If you have some of these symptoms, then you are one of the 10 per cent of New Zealanders suffering from SAD or Seasonal Affective Disorder, sometimes called the “winter blues”. This condition is four times more common in women than in men and is also seen in children, however, it tends to start in the 20s or 30s. The symptoms include seasonal variations in mood with depression starting in autumn and peaking in the winter, with relief once spring arrives. Other symptoms include the need for excessive sleep, daytime drowsiness, reduced concentration, carbohydrate cravings, weight gain, increased appetite and reduced energy. The symptoms may be so severe that they may cause problems at work and social disability.

SAD is worse in the very southern latitudes or very northern latitudes of the world as compared with those closer to the equator – this means that those in the South Island are at greater risk. Although people can acclimatise to the problem – those who move south in New Zealand would be at higher risk than long time locals there.

There are variations in how severely SAD affects people, from a very mild effect where there is a hardly noticeable reduction in performance and slight increase in appetite, to very severe symptoms that require medical treatment. In between these extremes there is the subclinical SAD (sub SAD) which is similar to SAD but with milder symptoms that do not impair function to a major degree.

In addition to all of this, many people who suffer SAD have other associated conditions such as bulimia – which tends to worsen during the winter – and anxiety disorders. Women who suffer from premenstrual syndrome and SAD, find their symptoms worsen during the winter. What is particularly important is that many sufferers don’t know they have this problem and it can take years for them to seek help.

The causes of SAD are multiple and theories abound in relation to some of the causes. It is known that mood disorders and SAD run in families so there is a genetic association.

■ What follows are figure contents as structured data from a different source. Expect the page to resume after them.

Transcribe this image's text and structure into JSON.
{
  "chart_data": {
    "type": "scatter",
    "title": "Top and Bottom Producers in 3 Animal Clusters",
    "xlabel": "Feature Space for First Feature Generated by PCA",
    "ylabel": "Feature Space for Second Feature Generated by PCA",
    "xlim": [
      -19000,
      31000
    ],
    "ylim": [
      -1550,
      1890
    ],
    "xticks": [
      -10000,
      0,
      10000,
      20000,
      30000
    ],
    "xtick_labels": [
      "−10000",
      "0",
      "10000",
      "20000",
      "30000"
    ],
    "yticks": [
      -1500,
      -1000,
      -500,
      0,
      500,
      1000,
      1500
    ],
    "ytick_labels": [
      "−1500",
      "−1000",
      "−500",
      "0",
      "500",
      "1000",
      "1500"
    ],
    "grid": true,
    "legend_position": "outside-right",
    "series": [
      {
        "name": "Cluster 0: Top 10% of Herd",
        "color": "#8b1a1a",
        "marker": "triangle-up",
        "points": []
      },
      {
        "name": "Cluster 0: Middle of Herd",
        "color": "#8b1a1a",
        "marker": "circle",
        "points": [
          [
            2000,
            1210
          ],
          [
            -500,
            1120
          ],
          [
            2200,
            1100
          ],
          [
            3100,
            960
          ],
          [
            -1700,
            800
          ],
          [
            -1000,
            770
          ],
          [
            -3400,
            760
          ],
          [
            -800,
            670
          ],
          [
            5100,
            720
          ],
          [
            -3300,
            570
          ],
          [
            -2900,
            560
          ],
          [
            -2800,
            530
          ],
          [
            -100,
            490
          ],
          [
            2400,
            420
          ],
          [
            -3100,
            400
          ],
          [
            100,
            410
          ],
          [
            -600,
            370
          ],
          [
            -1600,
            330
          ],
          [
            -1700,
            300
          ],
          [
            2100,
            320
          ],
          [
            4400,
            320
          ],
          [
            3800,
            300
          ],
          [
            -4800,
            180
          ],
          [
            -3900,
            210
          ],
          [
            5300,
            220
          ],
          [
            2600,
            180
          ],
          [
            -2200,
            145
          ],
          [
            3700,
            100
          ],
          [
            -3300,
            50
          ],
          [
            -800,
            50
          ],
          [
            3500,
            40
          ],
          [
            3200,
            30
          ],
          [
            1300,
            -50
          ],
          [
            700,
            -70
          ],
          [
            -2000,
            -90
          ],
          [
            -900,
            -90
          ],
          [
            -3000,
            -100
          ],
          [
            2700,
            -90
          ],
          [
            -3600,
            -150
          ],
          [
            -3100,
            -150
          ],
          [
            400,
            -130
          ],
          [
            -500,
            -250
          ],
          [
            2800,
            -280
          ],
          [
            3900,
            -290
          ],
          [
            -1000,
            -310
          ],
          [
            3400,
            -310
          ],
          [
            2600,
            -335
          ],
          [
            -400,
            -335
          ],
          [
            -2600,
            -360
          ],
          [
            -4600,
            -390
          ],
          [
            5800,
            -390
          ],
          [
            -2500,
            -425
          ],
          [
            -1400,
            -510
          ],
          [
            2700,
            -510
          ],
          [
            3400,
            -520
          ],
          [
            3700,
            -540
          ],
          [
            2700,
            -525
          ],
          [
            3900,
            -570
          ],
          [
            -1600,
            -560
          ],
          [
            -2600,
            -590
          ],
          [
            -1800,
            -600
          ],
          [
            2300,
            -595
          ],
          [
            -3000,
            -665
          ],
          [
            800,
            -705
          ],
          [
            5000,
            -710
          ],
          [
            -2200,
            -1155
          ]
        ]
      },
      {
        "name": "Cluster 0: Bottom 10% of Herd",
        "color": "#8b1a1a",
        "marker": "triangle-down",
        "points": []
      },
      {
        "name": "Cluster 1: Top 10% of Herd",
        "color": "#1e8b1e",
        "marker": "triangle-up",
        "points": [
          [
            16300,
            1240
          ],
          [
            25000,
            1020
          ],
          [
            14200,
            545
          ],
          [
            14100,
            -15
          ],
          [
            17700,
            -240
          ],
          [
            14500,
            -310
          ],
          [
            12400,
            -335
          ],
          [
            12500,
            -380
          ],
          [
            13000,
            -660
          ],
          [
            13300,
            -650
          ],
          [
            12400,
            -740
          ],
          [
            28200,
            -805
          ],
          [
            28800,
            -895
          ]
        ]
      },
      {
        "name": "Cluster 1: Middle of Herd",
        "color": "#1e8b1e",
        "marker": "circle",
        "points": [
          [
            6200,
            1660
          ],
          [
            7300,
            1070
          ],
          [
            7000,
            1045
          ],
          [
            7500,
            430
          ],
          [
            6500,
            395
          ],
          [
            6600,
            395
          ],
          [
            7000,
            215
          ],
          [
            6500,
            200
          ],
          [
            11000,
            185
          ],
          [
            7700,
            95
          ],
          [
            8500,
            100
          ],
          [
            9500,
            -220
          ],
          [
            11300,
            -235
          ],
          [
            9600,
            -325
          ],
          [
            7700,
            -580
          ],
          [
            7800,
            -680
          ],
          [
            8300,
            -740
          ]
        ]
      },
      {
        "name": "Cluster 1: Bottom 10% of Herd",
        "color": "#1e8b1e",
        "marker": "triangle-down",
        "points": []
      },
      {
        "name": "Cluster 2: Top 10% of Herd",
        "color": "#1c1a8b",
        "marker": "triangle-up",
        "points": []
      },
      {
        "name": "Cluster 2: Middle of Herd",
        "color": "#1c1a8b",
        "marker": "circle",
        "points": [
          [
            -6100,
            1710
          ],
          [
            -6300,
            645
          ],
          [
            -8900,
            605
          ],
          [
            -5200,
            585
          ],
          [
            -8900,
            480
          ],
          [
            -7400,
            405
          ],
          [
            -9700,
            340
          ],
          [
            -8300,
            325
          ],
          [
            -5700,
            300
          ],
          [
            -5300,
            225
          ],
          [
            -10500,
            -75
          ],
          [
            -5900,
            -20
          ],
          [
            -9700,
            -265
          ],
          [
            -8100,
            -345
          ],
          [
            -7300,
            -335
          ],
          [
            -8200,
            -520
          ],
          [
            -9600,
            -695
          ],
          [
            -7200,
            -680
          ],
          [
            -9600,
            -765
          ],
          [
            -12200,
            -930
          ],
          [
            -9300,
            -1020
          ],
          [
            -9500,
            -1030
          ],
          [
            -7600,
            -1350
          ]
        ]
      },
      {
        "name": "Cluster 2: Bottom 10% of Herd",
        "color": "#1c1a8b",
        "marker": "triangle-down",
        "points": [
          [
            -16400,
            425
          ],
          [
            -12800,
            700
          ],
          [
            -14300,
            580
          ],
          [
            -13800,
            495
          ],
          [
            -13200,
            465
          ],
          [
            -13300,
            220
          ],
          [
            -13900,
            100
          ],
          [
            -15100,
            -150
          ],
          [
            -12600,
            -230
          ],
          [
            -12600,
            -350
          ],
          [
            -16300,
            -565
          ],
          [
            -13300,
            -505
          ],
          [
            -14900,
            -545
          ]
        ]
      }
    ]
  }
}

There are theories in relation to abnormalities of neurotransmitters (brain chemistry) that implicate serotonin, dopamine and noradrenaline. There is also a theory about phase delay with the body’s natural rhythm which is like jet lag.

There is a 70 per cent response rate when the first line treatment for SAD is used – this is light therapy. A normal house or office light generates about 300 lux. Light therapy uses light boxes in front of the person and administers 2500 lux for at least two hours a day – it takes a week to correct the problem. Other protocols would use 10,000 lux for 30 minutes a day. Light therapy can also be administered as an increasingly bright light in the bedroom leading up to the morning, which is called dawn simulation. Light therapy can work for normal depression as well.

Medications that can be helpful include fluoxetine (Prozac®) and Venlafaxine Effexor®). Natural substances that have been found useful include tryptophan or 5-hydroxy tryptophan which are both precursors of serotonin. Indeed, in the cases where light therapy has failed, tryptophan has been found useful. St John’s Wort helps as does SAMe (S-adenosylmethionine) – the latter helps with serotonin production in the brain.

Special Notes:

  • Tryptophan, 5-hydroxy tryptophan, St John’s Wort and SAMe cannot be taken concurrently with antidepressants because they will excessively increase serotonin in the brain and cause severe overdose symptoms.
  • Melatonin, a natural substance released by the brain in response to darkness, when taken at night, can help improve the quality of sleep and vitality in these people.
  • Vitamin B6 also helps in serotonin production – you know you don’t have enough vitamin B6 when you can’t remember your dreams.
  • Omega 3 fish oils have an important role in the production of serotonin. It has been found that Icelandic people don’t get SAD and when fish consumption reduces, SAD increases.
  • Include sunny holidays in your mid-winter plans, and to go for a morning walk, especially in the winter time, to get that bright sunshine to help reset your brain chemistry.

If you have any of these symptoms you do not have to suffer them needlessly. Get some help.